In July the County Commission voted on Sheriff Wayne Ivey’s request to exceed the charter cap in order to increase his budget under what he classified as a list of critical needs for his department. The vote passed 4-1 with Commissioner John Tobia against the measure, and went into effect October 1st. Tobia suggested that the county should have reworked its budget plan, and cut expenses elsewhere if it wanted to give the sheriff more money instead of increases spending.
Under the charter, there is a limit (cap) on how much property tax rates can increase. However, if a department request an increase in the rate under the claim of critical needs, the Commission can then “bust the cap” with a super majority vote in support of the increase.
Many residents came out in opposition of this increase in property taxes, and scrutinized the process and the transparency of the Sheriff’s spending habits. Speaker which were mostly republicans, praised the job the Sheriff was doing, but did not support him asking for increased spending. They were critical that the Sheriff offered no cuts in his existing budget to try and reallocate to the items on his critical needs list.
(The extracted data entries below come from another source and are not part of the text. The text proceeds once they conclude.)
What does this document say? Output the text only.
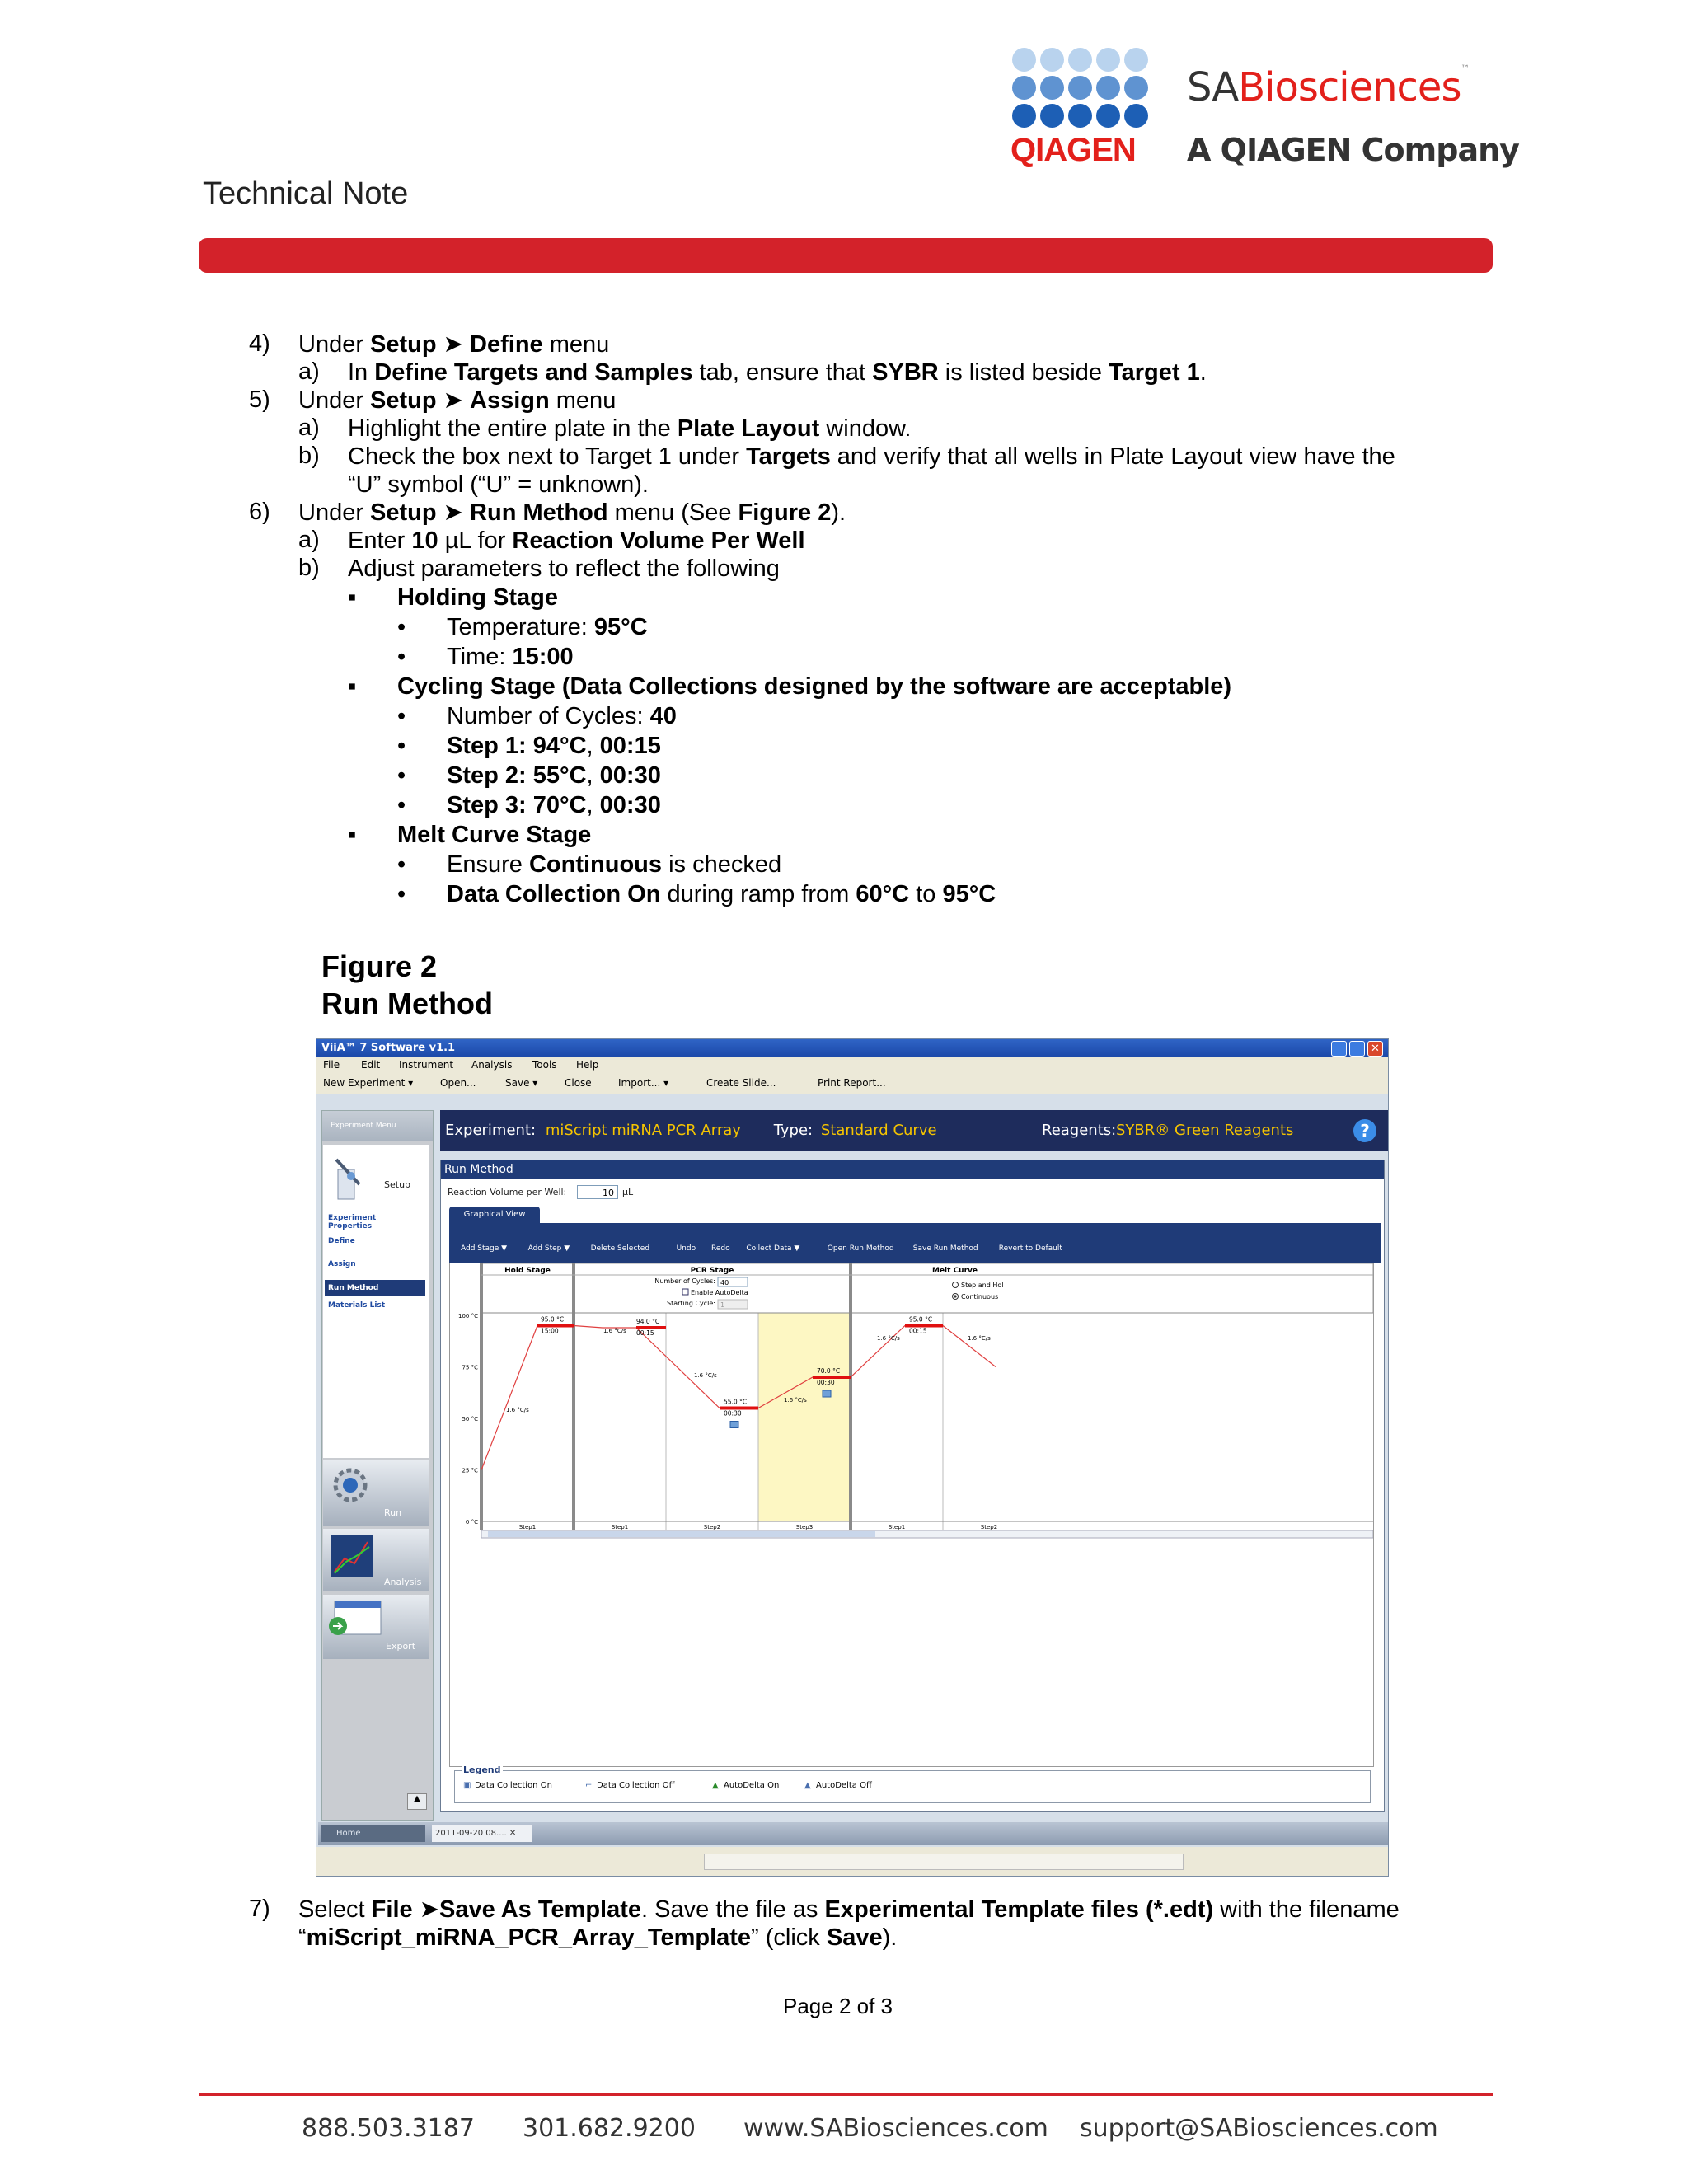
QIAGEN
SABiosciences™
A QIAGEN Company
Technical Note
4) Under Setup ➤ Define menu
a) In Define Targets and Samples tab, ensure that SYBR is listed beside Target 1.
5) Under Setup ➤ Assign menu
a) Highlight the entire plate in the Plate Layout window.
b) Check the box next to Target 1 under Targets and verify that all wells in Plate Layout view have the
“U” symbol (“U” = unknown).
6) Under Setup ➤ Run Method menu (See Figure 2).
a) Enter 10 µL for Reaction Volume Per Well
b) Adjust parameters to reflect the following
▪ Holding Stage
• Temperature: 95°C
• Time: 15:00
▪ Cycling Stage (Data Collections designed by the software are acceptable)
• Number of Cycles: 40
• Step 1: 94°C, 00:15
• Step 2: 55°C, 00:30
• Step 3: 70°C, 00:30
▪ Melt Curve Stage
• Ensure Continuous is checked
• Data Collection On during ramp from 60°C to 95°C
Figure 2
Run Method
ViiA™ 7 Software v1.1	✕
File Edit Instrument Analysis Tools Help
New Experiment ▾	Open...	Save ▾	Close	Import... ▾	Create Slide...	Print Report...
Experiment Menu
Setup
Experiment Properties
Define
Assign
Run Method
Materials List
Run
Analysis
Export
▲
Home	2011-09-20 08.... ✕
Experiment: miScript miRNA PCR Array Type: Standard Curve	Reagents: SYBR® Green Reagents	?
Run Method
Reaction Volume per Well:	10 µL
Graphical View
Add Stage ▼	Add Step ▼	Delete Selected	Undo Redo Collect Data ▼	Open Run Method	Save Run Method	Revert to Default
Hold Stage	PCR Stage	Melt Curve
Number of Cycles: 40
Enable AutoDelta
Starting Cycle: 1
Step and Hol
Continuous
100 °C
75 °C
50 °C
25 °C
0 °C
95.0 °C
15:00
94.0 °C
00:15
55.0 °C
00:30
70.0 °C
00:30
95.0 °C
00:15
1.6 °C/s
1.6 °C/s
1.6 °C/s
1.6 °C/s
1.6 °C/s	1.6 °C/s
Step1	Step1	Step2	Step3	Step1	Step2
Legend
▣ Data Collection On	⌐ Data Collection Off	▲ AutoDelta On	▲ AutoDelta Off
7) Select File ➤Save As Template. Save the file as Experimental Template files (*.edt) with the filename
“miScript_miRNA_PCR_Array_Template” (click Save).
Page 2 of 3
888.503.3187 301.682.9200 www.SABiosciences.com support@SABiosciences.com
In the critical needs declaration, the Sheriff cited numerous items. He listed a need for more deputies and recruitment issues blaming a relative low starting pay for new deputies compared to other law enforcement agencies. Ivey claimed this was the cause of a high turnover rate among deputies leaving BCSO for higher paying jobs. He also claimed the need for new vehicles, and equipment such as tasers exceeding their warranty periods.